I Experienced a Chemical Pregnancy
I wasn’t offered any kind of support when I went to my GP for an examination. He didn’t explain to me what had happened and instead made jokes about not using protection. He offered me some condoms and said, “you should probably start using these”.
What is your reproductive health problem?
In June 2011 I had a chemical pregnancy. This occurs when an egg is successfully fertilised but is unable to progress beyond the first few weeks of pregnancy. It’s sometimes referred to as a missed miscarriage as most women will not know they have conceived or may not know what has happened at all.
How has your experience affected your life (emotionally, physically and mentally)?
For the first few weeks I was in shock. It was surreal that this could happen as my boyfriend and I had been so careful. Neither of us wanted children, but I was devastated nonetheless. I was extremely emotional and became withdrawn and depressed. I stopped eating, developed sleeping problems and lost a lot of weight in a short period of time. I internalised all my feelings and in some ways, the isolation made me feel worse. My boyfriend didn’t support me so the situation had irreparable repercussions for our relationship too.
What treatment, support, or information have you received?
I wasn’t offered any kind of support when I went to my GP for an examination. He didn’t explain to me what had happened and instead made jokes about not using protection. He offered me some condoms and said, “you should probably start using these”. He said he would book me in for a scan and that was it. Everything I’ve learnt about chemical pregnancies has been a result of my own personal research. Google and mumsnet has been way more helpful then my doctor.
What do you feel womanhood/ being a woman means to you?
Being a woman to me means responding to life with both your head and your heart, being incredibly strong, yet compassionate. It means understanding that being able to feel isn’t a weakness but a strength. In my eyes, a real woman is someone who has been through life but remains beautifully poised, ambitious and loving. She adores her independence while fully appreciating a wonderful relationship. She balances a booming career and a blossoming family. She’s in touch with her sexuality but isn’t solely defined by it. She is everything and nothing you expected her to be.
How do you think your experience of reproductive health problems impacts upon your view of what womanhood means?

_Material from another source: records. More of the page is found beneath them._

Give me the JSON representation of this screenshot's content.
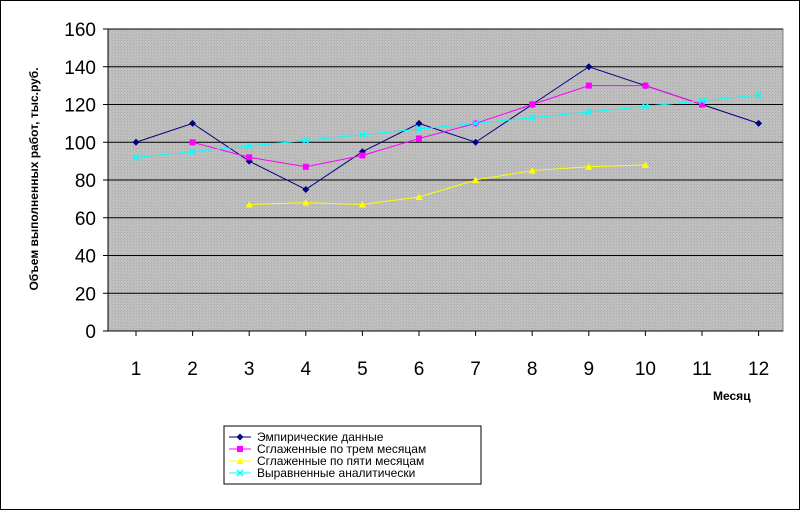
{
  "chart_data": {
    "type": "line",
    "title": "",
    "xlabel": "Месяц",
    "ylabel": "Объем выполненных работ, тыс.руб.",
    "ylim": [
      0,
      160
    ],
    "y_ticks": [
      0,
      20,
      40,
      60,
      80,
      100,
      120,
      140,
      160
    ],
    "x": [
      1,
      2,
      3,
      4,
      5,
      6,
      7,
      8,
      9,
      10,
      11,
      12
    ],
    "grid": true,
    "legend_position": "bottom",
    "series": [
      {
        "name": "Эмпирические данные",
        "color": "#000080",
        "marker": "diamond",
        "x": [
          1,
          2,
          3,
          4,
          5,
          6,
          7,
          8,
          9,
          10,
          11,
          12
        ],
        "values": [
          100,
          110,
          90,
          75,
          95,
          110,
          100,
          120,
          140,
          130,
          120,
          110
        ]
      },
      {
        "name": "Сглаженные по трем месяцам",
        "color": "#ff00ff",
        "marker": "square",
        "x": [
          2,
          3,
          4,
          5,
          6,
          7,
          8,
          9,
          10,
          11
        ],
        "values": [
          100,
          92,
          87,
          93,
          102,
          110,
          120,
          130,
          130,
          120
        ]
      },
      {
        "name": "Сглаженные по пяти месяцам",
        "color": "#ffff00",
        "marker": "triangle",
        "x": [
          3,
          4,
          5,
          6,
          7,
          8,
          9,
          10
        ],
        "values": [
          67,
          68,
          67,
          71,
          80,
          85,
          87,
          88
        ]
      },
      {
        "name": "Выравненные аналитически",
        "color": "#00ffff",
        "marker": "x",
        "x": [
          1,
          2,
          3,
          4,
          5,
          6,
          7,
          8,
          9,
          10,
          11,
          12
        ],
        "values": [
          92,
          95,
          98,
          101,
          104,
          107,
          110,
          113,
          116,
          119,
          122,
          125
        ]
      }
    ]
  }
}
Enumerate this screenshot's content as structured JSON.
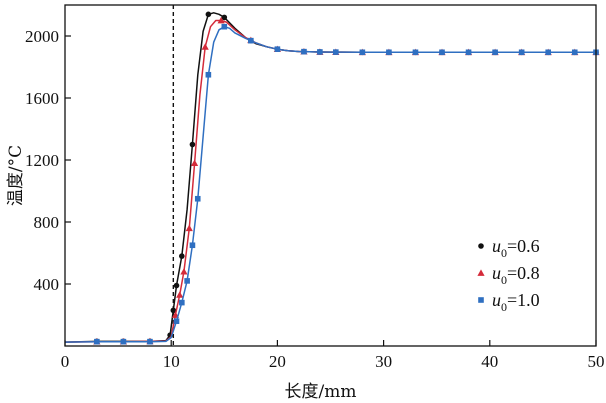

It proved what I already believed. Even at my lowest, I knew I would get through it, because that’s what women do. After the miscarriage I met a number of young girls that had been through similar things and it made me realise just how incredible women are. The girls that I met had not told a huge amount of people their story, but had used the experience to grow and flourish. They were brave enough to confront their issues head on, wrestle with them, and emerge stronger then ever; the true essence of being a woman.
Do you think it is important for young women to be aware of their reproductive health and the choices associated with this? If so, why do you think this is important?
It’s incredibly important, because the decisions we make today have a huge impact on the life we live tomorrow. If a young woman learns about her reproductive health she’s armed with that knowledge forever; it will influence all the choices she makes through adolescence and beyond. It can also be life saving in terms of detecting symptoms early.